Another aspect of narrative risk is believing the wrong narrative. “The market always goes up” is such a narrative. It is predicated on a historical narrative view. What’s the evidence the market of today is anything like the market of 40 years ago? The market is all mutual funds these days with their excessive beta exposure and high internal correlation. Index funds become their own entity as they grow larger and larger and as such contain their own risks. I listened to a podcast yesterday that said the change in risk due to passive investing is like the change in risk between a 100 year flood and a 15 year flood.

If you look at the Gaussian curve a 100 year flood is way out in the tail. A 15 year flood is probably closer to 1 SD in terms of likelihood of occurrence. Stick that in your backward looking analyzer and smoke it. The market is also now dominated by machine algorithms with do loops 83,000 times faster than a human do loop. Charlie Munger says of the efficient frontier:

“In your lifetime, the idea of the efficient frontier will go the way of the dodo bird.”
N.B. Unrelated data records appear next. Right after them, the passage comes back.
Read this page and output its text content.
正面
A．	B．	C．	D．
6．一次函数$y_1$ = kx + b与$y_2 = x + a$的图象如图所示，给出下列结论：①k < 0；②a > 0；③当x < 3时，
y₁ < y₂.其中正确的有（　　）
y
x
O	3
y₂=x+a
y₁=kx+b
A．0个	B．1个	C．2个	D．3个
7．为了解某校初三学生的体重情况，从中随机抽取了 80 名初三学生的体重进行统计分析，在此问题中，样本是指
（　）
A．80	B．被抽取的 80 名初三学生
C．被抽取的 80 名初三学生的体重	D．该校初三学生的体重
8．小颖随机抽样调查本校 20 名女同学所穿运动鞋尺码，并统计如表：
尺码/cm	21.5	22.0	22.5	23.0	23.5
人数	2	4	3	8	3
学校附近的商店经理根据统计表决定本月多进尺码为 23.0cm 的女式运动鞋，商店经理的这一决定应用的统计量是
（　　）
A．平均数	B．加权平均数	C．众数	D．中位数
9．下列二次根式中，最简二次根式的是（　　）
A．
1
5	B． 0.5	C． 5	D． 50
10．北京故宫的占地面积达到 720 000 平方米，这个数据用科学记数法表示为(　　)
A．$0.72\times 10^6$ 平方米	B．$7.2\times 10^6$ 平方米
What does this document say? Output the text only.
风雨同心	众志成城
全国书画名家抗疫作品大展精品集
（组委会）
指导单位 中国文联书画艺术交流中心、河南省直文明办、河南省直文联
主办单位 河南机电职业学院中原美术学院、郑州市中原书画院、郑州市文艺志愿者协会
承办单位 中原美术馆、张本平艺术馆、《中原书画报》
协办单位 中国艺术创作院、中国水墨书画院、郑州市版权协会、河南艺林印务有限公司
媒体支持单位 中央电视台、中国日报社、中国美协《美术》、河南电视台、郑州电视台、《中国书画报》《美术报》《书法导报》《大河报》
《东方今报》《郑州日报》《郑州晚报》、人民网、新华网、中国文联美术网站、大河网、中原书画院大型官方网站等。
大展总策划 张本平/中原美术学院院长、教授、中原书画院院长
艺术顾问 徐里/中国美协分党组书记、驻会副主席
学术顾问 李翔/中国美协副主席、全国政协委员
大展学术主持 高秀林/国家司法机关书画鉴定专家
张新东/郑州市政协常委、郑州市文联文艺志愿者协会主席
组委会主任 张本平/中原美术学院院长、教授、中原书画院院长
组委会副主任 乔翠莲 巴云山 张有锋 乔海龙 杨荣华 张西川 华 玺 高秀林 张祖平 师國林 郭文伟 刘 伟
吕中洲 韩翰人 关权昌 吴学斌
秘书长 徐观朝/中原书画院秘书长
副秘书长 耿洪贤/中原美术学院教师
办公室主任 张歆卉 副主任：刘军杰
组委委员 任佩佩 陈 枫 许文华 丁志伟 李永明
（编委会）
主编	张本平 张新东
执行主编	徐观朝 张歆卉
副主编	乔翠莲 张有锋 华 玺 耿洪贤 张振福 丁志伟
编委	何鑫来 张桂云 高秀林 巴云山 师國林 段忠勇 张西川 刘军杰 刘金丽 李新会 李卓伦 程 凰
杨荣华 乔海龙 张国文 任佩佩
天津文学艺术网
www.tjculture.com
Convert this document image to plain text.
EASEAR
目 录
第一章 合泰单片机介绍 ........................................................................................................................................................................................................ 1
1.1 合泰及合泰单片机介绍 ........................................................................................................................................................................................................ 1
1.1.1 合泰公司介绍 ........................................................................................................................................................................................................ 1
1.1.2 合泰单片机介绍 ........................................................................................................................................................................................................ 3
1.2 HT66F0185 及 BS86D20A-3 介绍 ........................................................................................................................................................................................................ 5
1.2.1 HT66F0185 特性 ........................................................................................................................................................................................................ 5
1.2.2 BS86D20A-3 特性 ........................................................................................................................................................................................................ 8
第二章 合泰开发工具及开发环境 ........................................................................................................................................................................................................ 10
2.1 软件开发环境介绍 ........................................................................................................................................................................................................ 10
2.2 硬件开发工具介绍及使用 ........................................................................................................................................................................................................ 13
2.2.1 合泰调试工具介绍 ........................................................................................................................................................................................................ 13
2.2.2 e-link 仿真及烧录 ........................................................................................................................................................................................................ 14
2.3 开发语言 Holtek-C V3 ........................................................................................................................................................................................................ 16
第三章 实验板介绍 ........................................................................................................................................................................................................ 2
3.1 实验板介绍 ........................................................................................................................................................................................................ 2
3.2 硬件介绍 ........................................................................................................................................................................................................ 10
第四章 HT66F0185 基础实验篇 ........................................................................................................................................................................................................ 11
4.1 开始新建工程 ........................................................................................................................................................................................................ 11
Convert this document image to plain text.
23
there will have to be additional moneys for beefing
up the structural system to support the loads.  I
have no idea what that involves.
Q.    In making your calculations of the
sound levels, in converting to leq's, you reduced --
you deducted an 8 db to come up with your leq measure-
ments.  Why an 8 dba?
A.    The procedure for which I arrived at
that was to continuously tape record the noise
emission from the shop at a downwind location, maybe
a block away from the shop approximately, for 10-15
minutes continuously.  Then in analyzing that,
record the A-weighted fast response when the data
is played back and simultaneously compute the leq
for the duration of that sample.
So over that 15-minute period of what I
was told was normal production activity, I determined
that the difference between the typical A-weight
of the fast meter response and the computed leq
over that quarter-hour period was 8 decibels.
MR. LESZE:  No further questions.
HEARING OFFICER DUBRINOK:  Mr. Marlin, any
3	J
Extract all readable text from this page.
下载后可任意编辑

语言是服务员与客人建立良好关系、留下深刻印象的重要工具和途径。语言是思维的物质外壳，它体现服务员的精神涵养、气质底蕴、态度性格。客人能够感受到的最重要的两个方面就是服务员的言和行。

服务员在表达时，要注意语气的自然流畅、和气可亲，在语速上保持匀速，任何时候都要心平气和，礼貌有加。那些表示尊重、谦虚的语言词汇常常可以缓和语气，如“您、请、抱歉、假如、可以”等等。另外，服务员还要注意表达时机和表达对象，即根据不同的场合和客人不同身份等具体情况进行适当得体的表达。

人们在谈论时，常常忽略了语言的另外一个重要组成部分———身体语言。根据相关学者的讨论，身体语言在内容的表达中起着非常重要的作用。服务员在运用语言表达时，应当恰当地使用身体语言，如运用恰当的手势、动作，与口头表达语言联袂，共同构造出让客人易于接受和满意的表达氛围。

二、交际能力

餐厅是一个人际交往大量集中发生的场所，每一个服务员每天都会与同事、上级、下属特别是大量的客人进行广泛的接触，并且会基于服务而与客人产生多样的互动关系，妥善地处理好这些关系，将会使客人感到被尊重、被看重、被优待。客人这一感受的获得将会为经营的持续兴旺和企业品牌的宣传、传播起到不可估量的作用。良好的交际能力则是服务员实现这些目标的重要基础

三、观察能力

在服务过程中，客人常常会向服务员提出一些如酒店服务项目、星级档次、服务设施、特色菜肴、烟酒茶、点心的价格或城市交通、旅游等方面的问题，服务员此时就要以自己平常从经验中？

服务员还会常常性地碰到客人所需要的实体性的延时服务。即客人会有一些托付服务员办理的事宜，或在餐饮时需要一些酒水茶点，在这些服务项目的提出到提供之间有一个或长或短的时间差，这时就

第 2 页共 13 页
When the risk become jiggered by manipulation price discovery becomes impossible and no one jiggers risk like the FED or Vanguard or machines. That will work all the way, till it doesn’t.

What of the inevitable risk? I was watching a youtube simulation of an earth extincting event like when the dinosaur disappeared.

This is a bit how I view COVID-19. I only have one lifetime and probably less than 15 years left in that lifetime. Not sure how much fun it’s going to be spending 15 years or a significant portion of my 15 years in the aftermath.

It’s definitely a 3 body problem

Market risk

Narrative risk

Inevitable risk

FIRE typically tries to solve with one risk dimensionality “4% x 25”

I try to solve risk in 2 dimensions called the efficient frontier

what happens when there are 3 risks and 3 dimensions?

Time for a cup of coffee while I ponder the truth the risks reveal.

4 Replies to “Rapidly Changing Odds”

    1. You are my friend CD be very clear on that. Black swans are effectively unpredictable. I’ve been predicting this in one form or another for a year.

      Do you think anyone will ever take a cruise again? How about fly? How bout Disney? What about shale oil with oil at 33 bux. Those drillers all go bankrupt because they are all run on junk paper. 1 out of 10 companies are zombie meaning they rely on cheap credit to keep the doors open. 70% of the economy are quasi expendable jobs. Not much need for store workers if the stores go out of business. Stores need stuff to sell, but wait, China has no workers, and there is no smog implying no industry = no stuff. No stuff no economy. Printing bongo bucks to save the day means gas will be $1000 per gallon.

      My wife read something from an Italian physician. Hospitals in northern Italy are running 200% capacity. If you are 65 or older, you don’t get treated. You are triaged out of the facility. Nothing but virus is getting treated. No surgery, no available ICU or Vents, you can be sure soon enough no health care workers. The function is exponential, purely parabolic. The key thing to watch for is business failures. It’s the inability to service debt that will kill us. Hopefully you are still in the thinking phase of real estate. No business -> no jobs and the fed isn’t going to cure that.

      All I can tell ya is I’m not buying any dips. If I had any sense I’d sell tomorrow’s rally. Keep your powder dry.